Although the present invention has been described using specific terms and phrases based on the embodiments, the embodiments merely indicate the principles and applications of the present invention, and the embodiments are defined in the claims. Many modifications and arrangement changes are permitted without departing from the ideas of the present invention.

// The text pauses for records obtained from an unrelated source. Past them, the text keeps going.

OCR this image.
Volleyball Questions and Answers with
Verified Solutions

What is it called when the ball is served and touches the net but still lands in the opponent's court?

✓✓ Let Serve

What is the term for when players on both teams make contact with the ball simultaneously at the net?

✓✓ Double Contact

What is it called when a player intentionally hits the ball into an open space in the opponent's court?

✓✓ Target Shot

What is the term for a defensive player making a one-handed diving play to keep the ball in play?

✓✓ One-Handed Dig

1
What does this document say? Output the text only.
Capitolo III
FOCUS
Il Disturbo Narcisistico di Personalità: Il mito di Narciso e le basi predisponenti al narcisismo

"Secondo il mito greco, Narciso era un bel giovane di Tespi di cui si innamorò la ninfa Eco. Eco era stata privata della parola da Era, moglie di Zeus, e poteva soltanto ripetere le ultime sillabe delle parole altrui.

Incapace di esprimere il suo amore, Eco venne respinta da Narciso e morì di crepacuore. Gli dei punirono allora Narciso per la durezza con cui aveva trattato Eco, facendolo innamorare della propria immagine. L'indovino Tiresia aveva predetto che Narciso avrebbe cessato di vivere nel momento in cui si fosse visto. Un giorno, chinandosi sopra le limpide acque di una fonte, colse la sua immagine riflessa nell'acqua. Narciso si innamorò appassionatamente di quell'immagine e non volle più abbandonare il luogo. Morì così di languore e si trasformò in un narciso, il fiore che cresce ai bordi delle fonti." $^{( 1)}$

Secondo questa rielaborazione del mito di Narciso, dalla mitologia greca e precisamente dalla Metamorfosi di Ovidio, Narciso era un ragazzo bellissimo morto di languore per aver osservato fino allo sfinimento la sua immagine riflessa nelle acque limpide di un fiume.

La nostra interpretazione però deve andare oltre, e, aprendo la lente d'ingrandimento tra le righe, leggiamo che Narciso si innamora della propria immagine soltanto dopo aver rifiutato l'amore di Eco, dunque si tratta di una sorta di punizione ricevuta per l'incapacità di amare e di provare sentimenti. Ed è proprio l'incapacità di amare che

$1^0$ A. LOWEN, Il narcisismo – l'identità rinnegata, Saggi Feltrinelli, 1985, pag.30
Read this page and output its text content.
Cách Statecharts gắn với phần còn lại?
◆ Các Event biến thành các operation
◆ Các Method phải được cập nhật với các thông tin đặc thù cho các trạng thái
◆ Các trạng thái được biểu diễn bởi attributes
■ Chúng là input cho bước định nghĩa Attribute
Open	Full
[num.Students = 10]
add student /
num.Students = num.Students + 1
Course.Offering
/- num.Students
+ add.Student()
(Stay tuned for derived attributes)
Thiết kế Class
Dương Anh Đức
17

2 ... walking support device, 4 ... pedestrian, 10 ... measuring unit, 12 ... acceleration sensor, 14 ... computer, 20 ... wearing tool, 30 ... control unit.

Claims (2)

It is a walking support device for pedestrians.
A measuring unit that measures walking information based on the trajectory of any of the pedestrian's arms, legs, chest, waist, abdomen, neck, head, and the pedestrian's center of gravity.
A fitting that is attached to the pedestrian's arm and acts on the shoulder or elbow joint so that the frequency of the arm swinging motion changes.
A control unit that controls the wearing device so that the walking information measured by the measuring unit approaches the target.
A walking support device characterized by being equipped with. It is a walking support device for pedestrians.
A measuring unit that measures walking information based on the phase relationship between the pedestrian's arm swing movement and leg movement,
A fitting that is attached to the pedestrian's arm and acts on the shoulder or elbow joint so that the frequency of the arm swinging motion changes.
A control unit that controls the wearing device so that the walking information measured by the measuring unit approaches the target.
A walking support device characterized by being equipped with.